Efforts to reduce the trade deficit will inevitably reduce the flow of revolving capital back to the United States market. While Trump has advocated the commitment of countries such as Japan to “invest US$ 550 billion in US industry”, he has not explained that Japanese (and other countries) capital cannot be found in manufacturing and capital markets simultaneously。

We believe that such tensions will not be resolved smoothly. On the contrary, we anticipate higher volatility, re-pricing of assets and eventual currency adjustments (i.e. the depreciation of the United States dollar and the contraction in the real value of the United States Treasury debt)。

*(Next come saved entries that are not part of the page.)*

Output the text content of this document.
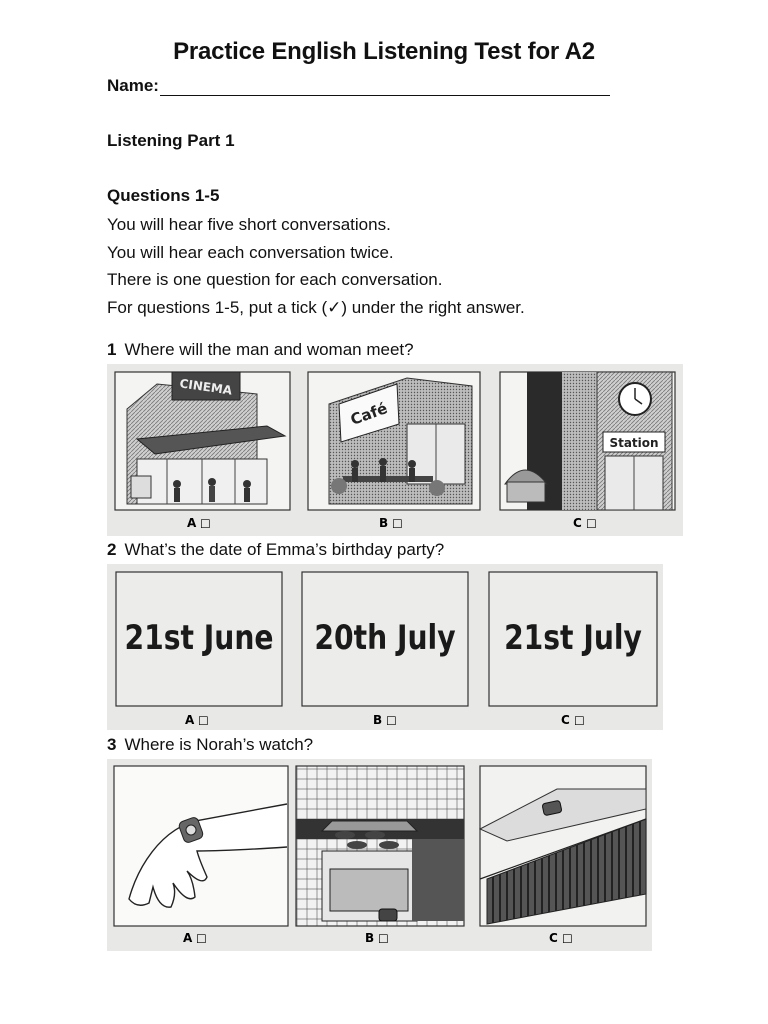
Practice English Listening Test for A2
Name:
Listening Part 1
Questions 1-5
You will hear five short conversations.
You will hear each conversation twice.
There is one question for each conversation.
For questions 1-5, put a tick (✓) under the right answer.
1 Where will the man and woman meet?
CINEMA
A ☐
Café
B ☐
Station
C ☐
2 What’s the date of Emma’s birthday party?
21st June 20th July 21st July
A ☐	B ☐	C ☐
3 Where is Norah’s watch?
A ☐	B ☐	C ☐
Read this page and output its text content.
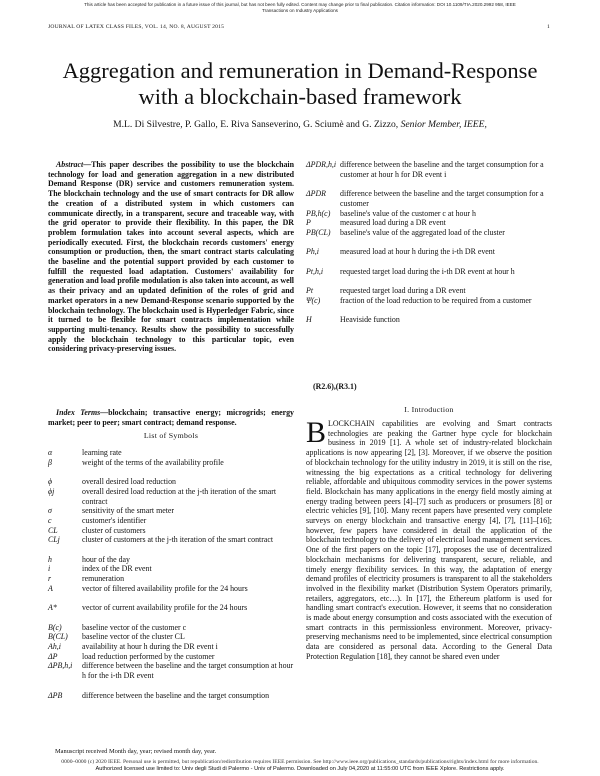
This article has been accepted for publication in a future issue of this journal, but has not been fully edited. Content may change prior to final publication. Citation information: DOI 10.1109/TIA.2020.2992 958, IEEE
Transactions on Industry Applications
JOURNAL OF LATEX CLASS FILES, VOL. 14, NO. 8, AUGUST 2015	1
Aggregation and remuneration in Demand-Response
with a blockchain-based framework
M.L. Di Silvestre, P. Gallo, E. Riva Sanseverino, G. Sciumè and G. Zizzo, Senior Member, IEEE,
Abstract—This paper describes the possibility to use the blockchain technology for load and generation aggregation in a new distributed Demand Response (DR) service and customers remuneration system. The blockchain technology and the use of smart contracts for DR allow the creation of a distributed system in which customers can communicate directly, in a transparent, secure and traceable way, with the grid operator to provide their flexibility. In this paper, the DR problem formulation takes into account several aspects, which are periodically executed. First, the blockchain records customers' energy consumption or production, then, the smart contract starts calculating the baseline and the potential support provided by each customer to fulfill the requested load adaptation. Customers' availability for generation and load profile modulation is also taken into account, as well as their privacy and an updated definition of the roles of grid and market operators in a new Demand-Response scenario supported by the blockchain technology. The blockchain used is Hyperledger Fabric, since it turned to be flexible for smart contracts implementation while supporting multi-tenancy. Results show the possibility to successfully apply the blockchain technology to this particular topic, even considering privacy-preserving issues.
Index Terms—blockchain; transactive energy; microgrids; energy market; peer to peer; smart contract; demand response.
List of Symbols
α	learning rate
β	weight of the terms of the availability profile
ϕ	overall desired load reduction
ϕj	overall desired load reduction at the j-th iteration of the smart contract
σ	sensitivity of the smart meter
c	customer's identifier
CL	cluster of customers
CLj	cluster of customers at the j-th iteration of the smart contract
h	hour of the day
i	index of the DR event
r	remuneration
A	vector of filtered availability profile for the 24 hours
A*	vector of current availability profile for the 24 hours
B(c)	baseline vector of the customer c
B(CL)	baseline vector of the cluster CL
Ah,i	availability at hour h during the DR event i
ΔP	load reduction performed by the customer
ΔPB,h,i	difference between the baseline and the target consumption at hour h for the i-th DR event
ΔPB	difference between the baseline and the target consumption
Manuscript received Month day, year; revised month day, year.
ΔPDR,h,i difference between the baseline and the target consumption for a customer at hour h for DR event i
ΔPDR	difference between the baseline and the target consumption for a customer
PB,h(c)	baseline's value of the customer c at hour h
P	measured load during a DR event
PB(CL)	baseline's value of the aggregated load of the cluster
Ph,i	measured load at hour h during the i-th DR event
Pt,h,i	requested target load during the i-th DR event at hour h
Pt	requested target load during a DR event
Ψ(c)	fraction of the load reduction to be required from a customer
H	Heaviside function
(R2.6),(R3.1)
I. Introduction
BLOCKCHAIN capabilities are evolving and Smart contracts technologies are peaking the Gartner hype cycle for blockchain business in 2019 [1]. A whole set of industry-related blockchain applications is now appearing [2], [3]. Moreover, if we observe the position of blockchain technology for the utility industry in 2019, it is still on the rise, witnessing the big expectations as a critical technology for delivering reliable, affordable and ubiquitous commodity services in the power systems field. Blockchain has many applications in the energy field mostly aiming at energy trading between peers [4]–[7] such as producers or prosumers [8] or electric vehicles [9], [10]. Many recent papers have presented very complete surveys on energy blockchain and transactive energy [4], [7], [11]–[16]; however, few papers have considered in detail the application of the blockchain technology to the delivery of electrical load management services. One of the first papers on the topic [17], proposes the use of decentralized blockchain mechanisms for delivering transparent, secure, reliable, and timely energy flexibility services. In this way, the adaptation of energy demand profiles of electricity prosumers is transparent to all the stakeholders involved in the flexibility market (Distribution System Operators primarily, retailers, aggregators, etc…). In [17], the Ethereum platform is used for handling smart contract's execution. However, it seems that no consideration is made about energy consumption and costs associated with the execution of smart contracts in this permissionless environment. Moreover, privacy-preserving mechanisms need to be implemented, since electrical consumption data are considered as personal data. According to the General Data Protection Regulation [18], they cannot be shared even under
0000–0000 (c) 2020 IEEE. Personal use is permitted, but republication/redistribution requires IEEE permission. See http://www.ieee.org/publications_standards/publications/rights/index.html for more information.
Authorized licensed use limited to: Univ degli Studi di Palermo - Univ of Palermo. Downloaded on July 04,2020 at 11:55:00 UTC from IEEE Xplore. Restrictions apply.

The core view is that China is artificially lowering the RMB exchange rate (which gives its exports an artificial price advantage), while the United States dollar is overestimated by foreign capital investment (which leads to relatively low prices for imported products)。
We believe thatTo address this structural imbalance, a mandatory depreciation of the United States dollar may be imminentI don't know. In our view, this is the only viable way to address global trade imbalances。
In a new period of financial repression, markets will ultimately determine which assets or markets qualify for “value storage”。
The key question was whether the United States Treasury debt would continue to play the role of global reserve asset when everything was settled。
We are convinced that Bitcoin and other global, non-sovereign storage vehicles of values, such as gold, will play a much more important role than they are today. This is because they are scarce and do not depend on any policy credibility。
This is what we see in the macro-formulation。